Titus’ attorney, Mike Allen, of Cincinnati, is a former police officer himself. Allen told me of Titus, “He’s a good man that served his country, and served his country well and honorably, who made a mistake and is now paying for it.” Titus is already getting counseling, Allen said, and is likely to get more help in the federal prison system. As for what Titus said in court about being thankful for the video’s release, Allen told me, “The thing about him is, if he says it, he means it.”

A young man with short brown hair in an Elkhart police uniform.
Elkhart, Indiana, police officer Joshua Titus Credit: Obtained from Elkhart Police Department

In journalism, we sometimes indulge in the fantasy that our work will always have immediate impact, with every flaw we’ve exposed getting addressed and resolved within days, weeks or months. Readers want that too. But the reality is sometimes slow, incremental change over years. The criminal prosecution launched against these two officers didn’t conclude until five years after we first reported on the videotaped beating.

In 2021, I did a second tour with the LRN, partnering with Nashville Public Radio’s Meribah Knight to write about children being illegally arrested and jailed in Rutherford County, Tennessee. Knight has stayed with this story for more than three years, doing work that has resonated in and beyond Tennessee. After we published our first story, 11 members of Congress sent a letter asking the Department of Justice to open an investigation into Rutherford County’s juvenile justice system. Subsequently, the judge who had been in charge of that system announced she would not run for reelection.

Now the story is the subject of a podcast series hosted by Knight and produced by Serial, ProPublica, Nashville Public Radio and The New York Times.

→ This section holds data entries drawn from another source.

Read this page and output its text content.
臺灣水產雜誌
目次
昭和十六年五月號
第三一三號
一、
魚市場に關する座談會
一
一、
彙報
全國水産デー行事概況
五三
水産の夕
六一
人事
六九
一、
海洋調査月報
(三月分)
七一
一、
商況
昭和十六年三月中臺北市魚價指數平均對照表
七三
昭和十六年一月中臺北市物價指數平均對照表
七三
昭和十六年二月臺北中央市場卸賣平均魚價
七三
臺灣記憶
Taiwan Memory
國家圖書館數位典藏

The first two episodes just dropped. I hope you’ll listen.

In South Bend, the Tribune’s top editor when the Elkhart project was published was Alan Achkar. (He’s now the executive editor at the St. Louis Post-Dispatch.) Newsrooms are accustomed to fielding a lot of complaints, Achkar said. But with the Elkhart stories, readers wrote and called to say thank you. “I stopped counting the emails,” Achkar said. “It was encouraging, it was heartening, it was validating.”

As for Sheckler, he’s now 34. In the years since he began digging into Elkhart, he and his wife have had two children. Last year, Sheckler left the Sound Bend Tribune — and journalism. In journalism, “the pay’s not great,” Sheckler said. He wanted more stability for himself and his family. But he also wanted to keep doing work that he believed in, that was important and rewarding, so he took a job at the Notre Dame Exoneration Justice Clinic. He’s the clinic’s staff investigator. “I wanted to still be in a fight, on the right side of a fight. And this was a great opportunity to do that,” he said.

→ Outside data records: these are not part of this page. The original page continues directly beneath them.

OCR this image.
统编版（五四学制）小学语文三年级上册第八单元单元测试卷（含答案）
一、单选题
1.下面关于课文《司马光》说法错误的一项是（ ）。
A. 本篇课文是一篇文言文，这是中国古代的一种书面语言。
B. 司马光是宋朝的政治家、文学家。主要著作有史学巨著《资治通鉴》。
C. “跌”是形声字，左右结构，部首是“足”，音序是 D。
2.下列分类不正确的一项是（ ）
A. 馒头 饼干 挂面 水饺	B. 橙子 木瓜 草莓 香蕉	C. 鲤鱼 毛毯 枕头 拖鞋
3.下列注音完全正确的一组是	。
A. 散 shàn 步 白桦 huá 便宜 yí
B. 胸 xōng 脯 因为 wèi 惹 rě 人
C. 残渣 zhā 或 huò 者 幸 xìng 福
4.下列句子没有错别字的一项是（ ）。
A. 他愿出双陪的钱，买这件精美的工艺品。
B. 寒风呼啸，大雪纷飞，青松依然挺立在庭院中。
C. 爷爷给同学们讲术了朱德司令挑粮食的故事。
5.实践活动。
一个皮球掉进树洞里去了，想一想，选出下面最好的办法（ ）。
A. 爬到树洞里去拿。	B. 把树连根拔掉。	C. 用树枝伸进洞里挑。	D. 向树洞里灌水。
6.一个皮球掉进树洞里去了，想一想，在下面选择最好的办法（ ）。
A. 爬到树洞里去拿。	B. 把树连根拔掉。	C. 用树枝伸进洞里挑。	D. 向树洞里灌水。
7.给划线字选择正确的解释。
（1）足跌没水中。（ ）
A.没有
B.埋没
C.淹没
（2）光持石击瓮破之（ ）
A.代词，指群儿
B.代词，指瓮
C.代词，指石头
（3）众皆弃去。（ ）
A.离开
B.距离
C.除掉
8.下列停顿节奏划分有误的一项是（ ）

Sheckler is grateful for his time at the Tribune. And he’s grateful his work in Elkhart made a difference: “People took the reporting seriously. There was accountability.”

In the five years since Sheckler and I worked together to investigate Elkhart, the LRN has expanded and created change in communities across the country. To date, ProPublica, through the LRN, has partnered with 71 newsrooms on 90 projects. Exceptional reporters have done extraordinary work in Alaska; Memphis; Palm Beach, Florida; Rhode Island; Vallejo, California; and points beyond.

At the Tribune, another reporter took over the public safety beat that Sheckler had covered for years. That reporter has since left, and now the Tribune is looking to hire a replacement. The Tribune has put up a job posting for a public safety reporter, looking for someone who will “write about serious crime, scrutinize police tactics and spotlight social issues,” and chase challenging stories “with passion.”